Learning disability nurse consultant Simon Jones, who also chairs the RCN’s learning disability nursing forum, says the recruitment of nursing associates has had a huge impact.
‘In the past year we have seen our waiting list [in the community team for Oxford city] fall from 34 to 0. That’s not all down to nursing associates but they are a significant factor. They take away some of the tasks nurses do to allow them to work on more complex elements of care.
‘Locally we use them to complete hospital passports, carry out weekly check ups and accompany people to primary care appointments.’
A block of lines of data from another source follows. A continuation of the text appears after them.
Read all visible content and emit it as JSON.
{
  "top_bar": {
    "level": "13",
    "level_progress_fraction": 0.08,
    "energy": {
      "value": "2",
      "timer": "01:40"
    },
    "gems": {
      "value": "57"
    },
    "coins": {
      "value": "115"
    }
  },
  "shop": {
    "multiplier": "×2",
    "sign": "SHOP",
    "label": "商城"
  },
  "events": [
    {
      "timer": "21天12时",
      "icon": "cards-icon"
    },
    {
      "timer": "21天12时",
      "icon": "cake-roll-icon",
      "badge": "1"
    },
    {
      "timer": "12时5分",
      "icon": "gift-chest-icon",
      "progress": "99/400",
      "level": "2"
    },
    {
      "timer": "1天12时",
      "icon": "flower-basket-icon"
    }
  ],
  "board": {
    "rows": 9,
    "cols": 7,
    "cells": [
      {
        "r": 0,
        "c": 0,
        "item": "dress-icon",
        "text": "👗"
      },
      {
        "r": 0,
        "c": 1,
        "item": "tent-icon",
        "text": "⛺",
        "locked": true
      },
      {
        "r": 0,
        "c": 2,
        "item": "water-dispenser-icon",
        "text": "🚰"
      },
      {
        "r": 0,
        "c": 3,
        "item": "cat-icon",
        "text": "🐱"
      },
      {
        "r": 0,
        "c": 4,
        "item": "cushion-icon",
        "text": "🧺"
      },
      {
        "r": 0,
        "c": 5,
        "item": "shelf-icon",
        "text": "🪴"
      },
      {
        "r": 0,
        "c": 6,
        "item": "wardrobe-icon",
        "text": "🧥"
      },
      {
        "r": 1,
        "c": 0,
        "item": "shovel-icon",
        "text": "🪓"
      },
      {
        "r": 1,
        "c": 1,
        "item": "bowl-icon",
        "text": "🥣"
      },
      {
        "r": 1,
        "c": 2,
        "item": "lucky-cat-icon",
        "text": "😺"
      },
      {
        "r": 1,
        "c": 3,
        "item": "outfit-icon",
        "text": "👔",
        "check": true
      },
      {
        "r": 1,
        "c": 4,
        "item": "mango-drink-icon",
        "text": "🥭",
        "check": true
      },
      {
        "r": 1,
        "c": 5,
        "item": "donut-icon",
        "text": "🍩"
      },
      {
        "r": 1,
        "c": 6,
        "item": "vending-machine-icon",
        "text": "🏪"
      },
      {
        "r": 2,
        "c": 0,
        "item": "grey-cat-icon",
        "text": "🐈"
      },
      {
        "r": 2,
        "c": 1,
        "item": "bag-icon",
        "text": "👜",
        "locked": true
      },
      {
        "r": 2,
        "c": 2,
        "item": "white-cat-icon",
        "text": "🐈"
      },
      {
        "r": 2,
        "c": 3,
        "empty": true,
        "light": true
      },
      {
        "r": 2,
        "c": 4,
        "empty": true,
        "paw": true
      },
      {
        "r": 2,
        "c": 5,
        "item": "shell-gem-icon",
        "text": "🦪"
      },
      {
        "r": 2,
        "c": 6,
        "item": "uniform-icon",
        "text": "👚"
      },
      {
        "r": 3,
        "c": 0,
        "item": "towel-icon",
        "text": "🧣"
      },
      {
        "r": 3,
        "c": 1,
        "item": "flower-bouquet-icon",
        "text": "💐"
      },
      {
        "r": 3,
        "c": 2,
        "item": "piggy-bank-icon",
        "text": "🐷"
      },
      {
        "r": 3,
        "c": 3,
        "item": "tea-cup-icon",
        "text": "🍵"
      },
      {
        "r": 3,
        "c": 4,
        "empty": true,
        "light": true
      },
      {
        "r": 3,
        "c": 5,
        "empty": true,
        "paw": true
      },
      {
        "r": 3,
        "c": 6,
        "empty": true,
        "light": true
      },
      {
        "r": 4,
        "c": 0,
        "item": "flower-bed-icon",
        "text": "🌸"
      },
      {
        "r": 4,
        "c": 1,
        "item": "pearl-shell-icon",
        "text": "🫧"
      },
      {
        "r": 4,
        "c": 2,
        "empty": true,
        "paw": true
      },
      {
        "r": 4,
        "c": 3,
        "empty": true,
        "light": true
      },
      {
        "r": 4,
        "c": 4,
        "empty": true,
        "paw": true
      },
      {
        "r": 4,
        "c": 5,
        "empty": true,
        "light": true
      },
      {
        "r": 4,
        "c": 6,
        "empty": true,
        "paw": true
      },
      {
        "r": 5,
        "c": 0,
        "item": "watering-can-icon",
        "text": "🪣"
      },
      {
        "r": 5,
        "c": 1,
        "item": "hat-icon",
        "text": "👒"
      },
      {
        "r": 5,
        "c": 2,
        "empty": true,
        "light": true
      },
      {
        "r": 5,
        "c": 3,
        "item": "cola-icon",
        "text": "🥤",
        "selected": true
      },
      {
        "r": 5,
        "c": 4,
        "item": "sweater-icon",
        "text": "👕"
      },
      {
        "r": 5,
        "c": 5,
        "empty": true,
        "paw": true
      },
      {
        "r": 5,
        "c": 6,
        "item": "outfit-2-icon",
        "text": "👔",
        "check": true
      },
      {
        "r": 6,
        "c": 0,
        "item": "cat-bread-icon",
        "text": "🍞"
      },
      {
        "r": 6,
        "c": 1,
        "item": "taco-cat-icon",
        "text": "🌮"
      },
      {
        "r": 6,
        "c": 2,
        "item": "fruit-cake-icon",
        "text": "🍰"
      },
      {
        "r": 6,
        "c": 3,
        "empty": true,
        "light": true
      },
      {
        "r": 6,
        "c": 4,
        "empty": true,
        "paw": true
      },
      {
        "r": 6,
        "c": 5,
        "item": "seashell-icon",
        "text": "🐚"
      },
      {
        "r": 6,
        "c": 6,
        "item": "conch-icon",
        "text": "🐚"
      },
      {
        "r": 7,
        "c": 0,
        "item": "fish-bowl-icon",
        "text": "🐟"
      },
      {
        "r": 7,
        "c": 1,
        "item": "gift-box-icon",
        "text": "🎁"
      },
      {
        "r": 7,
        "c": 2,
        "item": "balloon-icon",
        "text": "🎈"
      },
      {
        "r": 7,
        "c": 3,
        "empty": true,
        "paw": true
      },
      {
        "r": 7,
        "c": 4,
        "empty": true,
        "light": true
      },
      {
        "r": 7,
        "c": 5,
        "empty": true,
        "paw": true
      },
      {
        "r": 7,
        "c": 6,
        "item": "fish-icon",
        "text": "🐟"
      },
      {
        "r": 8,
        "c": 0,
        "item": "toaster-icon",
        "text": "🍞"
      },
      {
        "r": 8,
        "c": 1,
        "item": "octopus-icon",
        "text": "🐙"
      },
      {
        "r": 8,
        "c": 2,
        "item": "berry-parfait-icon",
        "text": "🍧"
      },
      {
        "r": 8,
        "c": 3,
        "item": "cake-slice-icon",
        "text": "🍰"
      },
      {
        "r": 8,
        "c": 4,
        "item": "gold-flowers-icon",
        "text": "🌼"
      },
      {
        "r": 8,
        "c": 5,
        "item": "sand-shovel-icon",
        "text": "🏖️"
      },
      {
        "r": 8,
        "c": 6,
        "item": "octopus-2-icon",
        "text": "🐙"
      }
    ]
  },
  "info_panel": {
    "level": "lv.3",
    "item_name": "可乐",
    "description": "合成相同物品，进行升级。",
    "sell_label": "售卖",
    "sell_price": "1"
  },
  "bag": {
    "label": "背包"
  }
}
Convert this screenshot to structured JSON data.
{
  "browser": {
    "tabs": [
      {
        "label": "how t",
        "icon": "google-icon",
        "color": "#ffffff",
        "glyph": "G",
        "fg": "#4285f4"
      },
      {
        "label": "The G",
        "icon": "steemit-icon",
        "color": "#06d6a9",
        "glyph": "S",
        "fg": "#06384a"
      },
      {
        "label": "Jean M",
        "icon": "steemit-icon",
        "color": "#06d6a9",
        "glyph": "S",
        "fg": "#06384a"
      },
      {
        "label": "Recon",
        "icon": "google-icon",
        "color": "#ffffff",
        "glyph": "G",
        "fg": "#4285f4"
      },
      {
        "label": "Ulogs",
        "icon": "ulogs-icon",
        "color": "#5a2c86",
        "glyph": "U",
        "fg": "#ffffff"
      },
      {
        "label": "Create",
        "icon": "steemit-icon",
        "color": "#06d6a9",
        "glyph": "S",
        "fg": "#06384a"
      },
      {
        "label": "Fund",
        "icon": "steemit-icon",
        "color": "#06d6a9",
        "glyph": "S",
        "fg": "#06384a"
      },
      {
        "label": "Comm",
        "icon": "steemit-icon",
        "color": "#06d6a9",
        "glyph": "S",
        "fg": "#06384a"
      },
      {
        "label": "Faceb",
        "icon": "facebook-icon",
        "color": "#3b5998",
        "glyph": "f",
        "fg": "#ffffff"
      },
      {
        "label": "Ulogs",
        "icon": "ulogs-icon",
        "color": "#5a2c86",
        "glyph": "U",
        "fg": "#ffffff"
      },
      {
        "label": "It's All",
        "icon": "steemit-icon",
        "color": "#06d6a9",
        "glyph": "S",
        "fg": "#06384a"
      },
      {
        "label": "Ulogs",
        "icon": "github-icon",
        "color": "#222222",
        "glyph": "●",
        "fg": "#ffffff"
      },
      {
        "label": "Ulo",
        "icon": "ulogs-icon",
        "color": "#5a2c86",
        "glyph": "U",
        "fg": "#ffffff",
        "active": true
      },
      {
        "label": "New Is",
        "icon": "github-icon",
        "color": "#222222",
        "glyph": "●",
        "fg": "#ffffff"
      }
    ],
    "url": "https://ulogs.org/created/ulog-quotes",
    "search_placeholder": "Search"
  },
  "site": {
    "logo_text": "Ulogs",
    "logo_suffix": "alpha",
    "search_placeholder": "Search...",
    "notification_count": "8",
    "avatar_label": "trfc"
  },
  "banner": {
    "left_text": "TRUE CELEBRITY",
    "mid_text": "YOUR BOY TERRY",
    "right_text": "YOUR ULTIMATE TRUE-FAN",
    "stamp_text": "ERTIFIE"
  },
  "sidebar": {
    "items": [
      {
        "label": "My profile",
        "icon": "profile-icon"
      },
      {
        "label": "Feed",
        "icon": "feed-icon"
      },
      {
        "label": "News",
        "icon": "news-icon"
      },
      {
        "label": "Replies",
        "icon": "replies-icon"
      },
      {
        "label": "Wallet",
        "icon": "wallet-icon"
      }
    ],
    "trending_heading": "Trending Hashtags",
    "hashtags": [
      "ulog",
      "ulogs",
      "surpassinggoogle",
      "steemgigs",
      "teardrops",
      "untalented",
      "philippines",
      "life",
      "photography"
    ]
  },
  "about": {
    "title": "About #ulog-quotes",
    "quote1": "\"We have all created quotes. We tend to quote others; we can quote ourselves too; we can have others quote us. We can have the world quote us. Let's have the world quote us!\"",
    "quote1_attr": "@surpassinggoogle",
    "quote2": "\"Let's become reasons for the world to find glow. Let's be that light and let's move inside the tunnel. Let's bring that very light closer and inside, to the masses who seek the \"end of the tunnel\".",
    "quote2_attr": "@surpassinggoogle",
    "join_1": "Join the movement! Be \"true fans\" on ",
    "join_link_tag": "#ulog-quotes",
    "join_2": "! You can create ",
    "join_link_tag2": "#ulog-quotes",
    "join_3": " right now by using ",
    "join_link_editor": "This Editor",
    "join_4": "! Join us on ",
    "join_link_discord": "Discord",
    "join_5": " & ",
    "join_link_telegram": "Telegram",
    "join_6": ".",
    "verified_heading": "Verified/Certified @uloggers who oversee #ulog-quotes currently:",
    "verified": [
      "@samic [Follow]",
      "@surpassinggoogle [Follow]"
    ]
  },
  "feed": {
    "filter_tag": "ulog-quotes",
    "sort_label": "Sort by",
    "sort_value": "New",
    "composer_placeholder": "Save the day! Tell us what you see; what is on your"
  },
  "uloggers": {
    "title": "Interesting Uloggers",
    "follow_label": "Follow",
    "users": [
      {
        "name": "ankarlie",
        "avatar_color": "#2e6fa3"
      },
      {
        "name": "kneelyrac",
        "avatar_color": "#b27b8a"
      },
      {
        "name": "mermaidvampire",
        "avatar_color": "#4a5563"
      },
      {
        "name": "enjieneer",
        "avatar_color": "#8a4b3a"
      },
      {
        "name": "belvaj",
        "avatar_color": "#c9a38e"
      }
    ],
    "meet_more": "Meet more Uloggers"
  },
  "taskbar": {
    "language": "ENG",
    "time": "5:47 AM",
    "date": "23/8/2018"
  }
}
Concerns that the nursing associate role could be seen as 'watering down' nursing
Mr Jones acknowledges there are concerns the role could be perceived as ‘watering down’ nursing and believes the wider issue of learning disability nurse shortages needs to be addressed. But he says: ‘These roles are registered with the Nursing and Midwifery Council and they have to work within certain competencies. If we police that right, we should not worry.’
However, he also believes there needs to be work done to make the most of this new role.
‘It’s great news these places are being created, but colleges are not filling them,’ he says. ‘We need to do more to promote learning disabilities careers.
‘That means going out to see school leavers and promoting it to older people.’
Associate clinical director Kirsten Prance says: ‘Nursing associates are not a replacement for nurses. There are important competencies that they work to and competencies are different to those of registered nurses. But this is a wonderful opportunity for career progression with the same level of clinical contact.’